Life on the Border: The Architecture of the Trans-boundary Urban Space
Life on the Border: The Architecture of the Trans-boundary Urban Space.
Weitzman School of Design Upenn
“…the wall was not an object but an erasure, …It was a warning that -in architecture- absence would
always win in a contest with presence.”
Rem Koolhaas, Field Trip.
Professor. Germán Pallares
Description:
Architects are inherently border-making agents: building the primitive hut meant to ‘define the space’ of what was for ‘human’ activities in opposition to those belonging to ‘nature’, to set boundaries between the interior and the exterior. In time, villages, cities, and nations were established by similar kinds of divisions, leading to the necessity to redefine borders as shared spaces. Spatial objects in urban landscapes - buildings, walls, highways, bridges, portals, etc. - represent both physical and imaginary borders, and function as both isolating barriers and unifying seams that affect the everyday life of the dwellers in these liminal spaces.

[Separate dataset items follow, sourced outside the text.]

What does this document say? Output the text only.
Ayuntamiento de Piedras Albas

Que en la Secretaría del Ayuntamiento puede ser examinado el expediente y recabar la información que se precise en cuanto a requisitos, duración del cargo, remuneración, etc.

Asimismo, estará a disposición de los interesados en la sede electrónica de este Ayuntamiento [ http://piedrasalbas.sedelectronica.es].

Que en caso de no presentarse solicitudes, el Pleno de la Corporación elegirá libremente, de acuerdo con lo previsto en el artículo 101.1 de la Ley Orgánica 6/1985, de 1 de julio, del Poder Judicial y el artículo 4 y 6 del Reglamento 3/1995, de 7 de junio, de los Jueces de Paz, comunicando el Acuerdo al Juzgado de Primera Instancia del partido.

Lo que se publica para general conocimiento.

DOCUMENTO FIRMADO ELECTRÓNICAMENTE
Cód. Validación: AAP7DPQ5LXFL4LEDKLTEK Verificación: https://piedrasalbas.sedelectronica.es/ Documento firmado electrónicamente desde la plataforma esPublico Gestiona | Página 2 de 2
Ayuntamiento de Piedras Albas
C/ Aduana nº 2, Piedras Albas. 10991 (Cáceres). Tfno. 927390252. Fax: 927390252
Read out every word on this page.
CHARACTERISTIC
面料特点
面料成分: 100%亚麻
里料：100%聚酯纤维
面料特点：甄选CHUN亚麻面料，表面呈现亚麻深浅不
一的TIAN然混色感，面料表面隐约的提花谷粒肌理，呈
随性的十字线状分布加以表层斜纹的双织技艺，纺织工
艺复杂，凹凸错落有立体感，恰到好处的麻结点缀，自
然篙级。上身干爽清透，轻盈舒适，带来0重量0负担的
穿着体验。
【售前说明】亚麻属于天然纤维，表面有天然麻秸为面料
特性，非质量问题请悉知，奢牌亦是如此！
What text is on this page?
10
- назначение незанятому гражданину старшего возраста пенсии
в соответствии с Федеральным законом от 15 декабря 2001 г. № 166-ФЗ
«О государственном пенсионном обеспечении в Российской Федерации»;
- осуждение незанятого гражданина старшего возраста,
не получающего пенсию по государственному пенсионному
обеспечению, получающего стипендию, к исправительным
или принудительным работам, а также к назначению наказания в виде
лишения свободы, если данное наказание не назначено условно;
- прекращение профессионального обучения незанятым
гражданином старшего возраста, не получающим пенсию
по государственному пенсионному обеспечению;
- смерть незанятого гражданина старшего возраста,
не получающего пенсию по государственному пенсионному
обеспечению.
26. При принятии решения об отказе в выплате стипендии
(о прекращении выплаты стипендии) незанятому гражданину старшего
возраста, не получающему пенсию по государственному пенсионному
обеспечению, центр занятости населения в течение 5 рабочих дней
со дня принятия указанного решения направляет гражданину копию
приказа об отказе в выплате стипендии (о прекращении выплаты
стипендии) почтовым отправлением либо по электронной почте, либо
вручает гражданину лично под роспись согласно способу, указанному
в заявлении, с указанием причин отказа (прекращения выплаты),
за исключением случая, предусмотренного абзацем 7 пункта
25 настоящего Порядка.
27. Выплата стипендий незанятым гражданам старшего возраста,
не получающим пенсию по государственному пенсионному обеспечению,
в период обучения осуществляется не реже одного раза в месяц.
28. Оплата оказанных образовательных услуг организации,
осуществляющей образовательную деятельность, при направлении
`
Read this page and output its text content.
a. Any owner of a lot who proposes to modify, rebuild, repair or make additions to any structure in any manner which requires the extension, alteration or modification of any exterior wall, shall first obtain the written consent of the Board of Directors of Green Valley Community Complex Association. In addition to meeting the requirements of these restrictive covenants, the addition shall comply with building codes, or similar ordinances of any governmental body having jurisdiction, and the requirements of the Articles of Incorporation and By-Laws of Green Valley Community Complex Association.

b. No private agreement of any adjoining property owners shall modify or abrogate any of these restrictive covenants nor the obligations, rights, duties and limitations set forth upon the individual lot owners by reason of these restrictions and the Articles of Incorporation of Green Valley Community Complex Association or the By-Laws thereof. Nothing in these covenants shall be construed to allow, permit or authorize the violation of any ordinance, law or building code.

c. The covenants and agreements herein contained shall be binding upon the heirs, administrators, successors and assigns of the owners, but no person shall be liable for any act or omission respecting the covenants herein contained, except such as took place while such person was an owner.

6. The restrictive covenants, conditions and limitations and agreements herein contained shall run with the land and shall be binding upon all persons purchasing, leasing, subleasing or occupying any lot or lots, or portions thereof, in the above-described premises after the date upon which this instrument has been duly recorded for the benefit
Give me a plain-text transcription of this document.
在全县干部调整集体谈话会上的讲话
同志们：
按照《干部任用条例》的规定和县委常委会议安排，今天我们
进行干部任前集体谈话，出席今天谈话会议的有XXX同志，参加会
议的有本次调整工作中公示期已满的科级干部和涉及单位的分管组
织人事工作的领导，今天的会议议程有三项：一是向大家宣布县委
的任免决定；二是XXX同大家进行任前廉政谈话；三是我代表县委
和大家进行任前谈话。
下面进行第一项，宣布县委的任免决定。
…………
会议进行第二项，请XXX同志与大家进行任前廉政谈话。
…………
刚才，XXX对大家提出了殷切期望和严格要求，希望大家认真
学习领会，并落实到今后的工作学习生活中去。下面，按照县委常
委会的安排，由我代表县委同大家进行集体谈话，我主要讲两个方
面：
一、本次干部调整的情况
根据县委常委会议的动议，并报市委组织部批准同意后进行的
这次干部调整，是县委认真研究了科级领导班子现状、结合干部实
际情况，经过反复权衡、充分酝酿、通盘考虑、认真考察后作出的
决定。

In view that the world is experiencing a resurgence of extreme nationalist politics that threaten to ignite nation-states’ isolationist immigration policies, to gain a comprehensive understanding about trans-boundary living conditions becomes increasingly relevant and necessary. This course begins by understanding borders as “geographies of conflict” that transcend physical and political divisions. These inherently systemic territorial and cultural landscapes have been historically disturbed, and many times radically altered by political forces, resulting in situations of confrontation. Recognizing our role as border-making agents, architect Teddy Cruz asks, “Can border regions be the laboratories to reimagine citizenship beyond the nation-state?... Can architects intervene in the reorganization of political institutions, new forms of governance, economic systems, research and pedagogy, and new conceptions of cultural and economic production?” 1
This course considers the architecture that makes the borders of cities, regions, and nations. Case studies central to this course will include: the border shared between México and the United States, the Demilitarized Zone (DMZ) of North-South Korea, and the land dividing Palestinian and Israeli territories. Other examples, like the Berlin Wall, will be used as analogue case studies. The seminar will critically assess how architecture has been leveraged to facilitate state and institutional control of space; but also, how architecture and it’s projective tools like maps, plans, signage, and patterns of use can act as operative forces for alienation, segregation, division, violence and surveillance, as well as the post-border potential of architecture for connection, communication, and collaboration.